Vic Reeves: Inoperable brain tumour has made me deaf in one ear

Vic Reeves
Vic Reeves

Jim Moir, the comedian otherwise known as Vic Reeves, has been diagnosed with a benign brain tumour that has left him deaf in one ear.

Never again would he be able to listen to records in stereo, Moir said.

Moir, 62, has a vestibular schwannoma, a non-cancerous tumour that develops on the outside of the vestibulocochlear nerve that connects the brain to the ear and controls hearing.

He disclosed the news in a podcast, explaining that the tumour was inoperable.

“I’ve got what’s called a vestibular schwannoma. It’s a tumour in my head. I’ve gone completely deaf, one hundred per cent deaf, in my left ear. It will never come back,” he said.

“It’s the size of a grape. It’s benign. They can’t remove it. They can shrink it or just keep an eye on it, and that’s what they’re doing.

“I’d rather hear than not, but it’s happened so you just get on with it, don’t you? I’ve got used to it.”

The comedian, best known for the television series Shooting Stars and his partnership with Bob Mortimer, is also an artist who produces paintings of birds.

‘I had to throw away all my stereo LPs’

But he told the Adam Buxton podcast: “I like to go out birdwatching and I never know where the birds are. I can hear them but I don’t know what direction they are. If an aeroplane flies over, or a car approaches, I don’t know where it is.

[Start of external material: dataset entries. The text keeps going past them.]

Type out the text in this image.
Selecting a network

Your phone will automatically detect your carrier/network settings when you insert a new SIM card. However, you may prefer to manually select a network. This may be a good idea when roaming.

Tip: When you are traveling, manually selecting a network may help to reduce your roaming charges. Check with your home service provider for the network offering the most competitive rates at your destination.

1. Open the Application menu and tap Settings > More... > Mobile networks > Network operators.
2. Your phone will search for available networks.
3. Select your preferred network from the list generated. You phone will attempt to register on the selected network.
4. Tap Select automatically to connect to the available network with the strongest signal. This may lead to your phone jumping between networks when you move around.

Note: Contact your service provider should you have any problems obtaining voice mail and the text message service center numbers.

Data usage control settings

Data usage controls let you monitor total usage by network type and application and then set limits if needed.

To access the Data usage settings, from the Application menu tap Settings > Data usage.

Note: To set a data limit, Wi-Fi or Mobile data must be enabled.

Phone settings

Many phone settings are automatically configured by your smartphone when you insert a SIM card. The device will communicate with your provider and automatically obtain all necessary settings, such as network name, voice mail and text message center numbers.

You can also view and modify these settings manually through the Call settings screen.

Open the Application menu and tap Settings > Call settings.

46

“I had to throw away all my stereo LPs. It’s absolutely dead. Gone. I’m living with deafness. Can you imagine a life without stereo records? No more will I hear Jimi Hendrix doing If Six Was Nine. It goes all over the place.

“I thought it was great when stereo first happened - like we had a new toy and put it all over every record. All I’ve got left now is Frank Ifield on mono.”

Moir said that the tumour had damaged the nerve to the point where it had “gone ping and snapped. And you can’t re-attach nerves. Not at this stage in medical science, anyway. But in the future? Probably the week after I perish there will be great news.

“My dad died of prostate cancer. And about a year later he would have lived.”

Vestibular schwannomas are rare and account for around six in every 100 brain tumours, according to Cancer Research UK. The average age of diagnosis is 50.